Q. Why the name Muum?
 
A. The look of the name [뮴 in Korean] is artistic! (laughs) There is no special meaning. If you look at the word, it looks like a person sitting with knees bent. From childhood I liked to see my mother praying on bended knee. Although it`s a local artists` group we have worked not only in the whole Honam region but also in Seoul. We`ve also done a whole lot of apartment complex landscaping work, though we were only subcontractors.
 
Q. Do you think you would have found sponsors more easily if you had come from an elite university?
 
A. I don`t know.
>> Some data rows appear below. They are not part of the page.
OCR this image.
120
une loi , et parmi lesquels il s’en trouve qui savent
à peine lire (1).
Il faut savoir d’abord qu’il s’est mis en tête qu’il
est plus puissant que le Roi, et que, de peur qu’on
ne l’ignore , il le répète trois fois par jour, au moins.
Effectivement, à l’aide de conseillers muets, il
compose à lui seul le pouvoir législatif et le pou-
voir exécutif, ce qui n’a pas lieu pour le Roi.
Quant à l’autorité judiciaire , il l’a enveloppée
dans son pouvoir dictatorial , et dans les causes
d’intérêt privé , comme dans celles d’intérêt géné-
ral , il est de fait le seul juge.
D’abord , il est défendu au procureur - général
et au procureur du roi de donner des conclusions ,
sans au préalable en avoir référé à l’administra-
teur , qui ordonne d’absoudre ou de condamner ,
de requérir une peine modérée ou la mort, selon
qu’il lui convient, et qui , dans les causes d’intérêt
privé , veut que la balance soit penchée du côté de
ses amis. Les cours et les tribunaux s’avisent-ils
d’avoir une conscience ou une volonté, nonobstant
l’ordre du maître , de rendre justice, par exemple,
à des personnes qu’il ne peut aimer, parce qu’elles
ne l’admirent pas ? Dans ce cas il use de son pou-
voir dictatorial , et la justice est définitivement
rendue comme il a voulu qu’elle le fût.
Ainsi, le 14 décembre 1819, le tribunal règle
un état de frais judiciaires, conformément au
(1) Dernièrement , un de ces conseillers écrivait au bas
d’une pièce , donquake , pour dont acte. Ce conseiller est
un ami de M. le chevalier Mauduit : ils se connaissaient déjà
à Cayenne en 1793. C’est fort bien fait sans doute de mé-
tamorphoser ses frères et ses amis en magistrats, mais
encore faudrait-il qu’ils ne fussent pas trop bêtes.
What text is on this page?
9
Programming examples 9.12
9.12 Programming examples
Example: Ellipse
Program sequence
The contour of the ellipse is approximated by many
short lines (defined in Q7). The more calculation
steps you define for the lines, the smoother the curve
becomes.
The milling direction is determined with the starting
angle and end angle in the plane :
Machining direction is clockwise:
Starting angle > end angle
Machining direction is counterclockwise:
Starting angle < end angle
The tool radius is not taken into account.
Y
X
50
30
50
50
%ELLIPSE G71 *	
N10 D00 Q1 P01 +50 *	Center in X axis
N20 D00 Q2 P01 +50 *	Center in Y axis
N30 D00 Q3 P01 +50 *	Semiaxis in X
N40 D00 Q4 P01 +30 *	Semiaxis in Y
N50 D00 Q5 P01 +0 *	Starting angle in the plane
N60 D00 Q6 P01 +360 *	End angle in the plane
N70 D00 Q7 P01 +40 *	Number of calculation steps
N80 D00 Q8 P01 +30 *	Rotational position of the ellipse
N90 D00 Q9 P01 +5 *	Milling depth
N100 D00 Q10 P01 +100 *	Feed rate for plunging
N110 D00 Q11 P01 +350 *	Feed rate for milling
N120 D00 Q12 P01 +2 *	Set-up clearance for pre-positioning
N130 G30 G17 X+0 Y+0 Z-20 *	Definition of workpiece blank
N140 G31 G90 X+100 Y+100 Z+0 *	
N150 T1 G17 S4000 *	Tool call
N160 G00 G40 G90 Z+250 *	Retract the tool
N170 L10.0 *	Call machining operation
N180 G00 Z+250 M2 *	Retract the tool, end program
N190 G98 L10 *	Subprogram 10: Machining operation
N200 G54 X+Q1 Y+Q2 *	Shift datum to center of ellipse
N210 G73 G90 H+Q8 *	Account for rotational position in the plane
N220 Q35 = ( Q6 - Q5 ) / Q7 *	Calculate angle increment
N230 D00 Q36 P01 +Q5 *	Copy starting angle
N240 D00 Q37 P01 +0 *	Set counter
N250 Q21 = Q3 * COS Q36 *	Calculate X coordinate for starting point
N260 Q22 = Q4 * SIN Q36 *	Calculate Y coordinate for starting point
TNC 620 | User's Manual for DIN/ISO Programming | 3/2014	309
But I do know that my drive for life comes from deficiency, from my complexes. (laughs)
 
Q. I hear you are planning to enter the Gardening World Cup at Huis Ten Bosch in Nagasaki, Japan this September.
 
A. I have been getting a lot of calls since I won an award at the Chelsea show. The world`s top 10 garden designers are invited to the World Cup, so it is a great honor, but to tell the truth, I`m very tired.
 
Q. Are you planning to enter the Chelsea Flower Show again next year?
 
A. No. The experience this year was so hellish I don`t think I`ll be returning next year. (laughs) If no corporate or government sponsor appears and offers to help first, then definitely not. Ha-ha!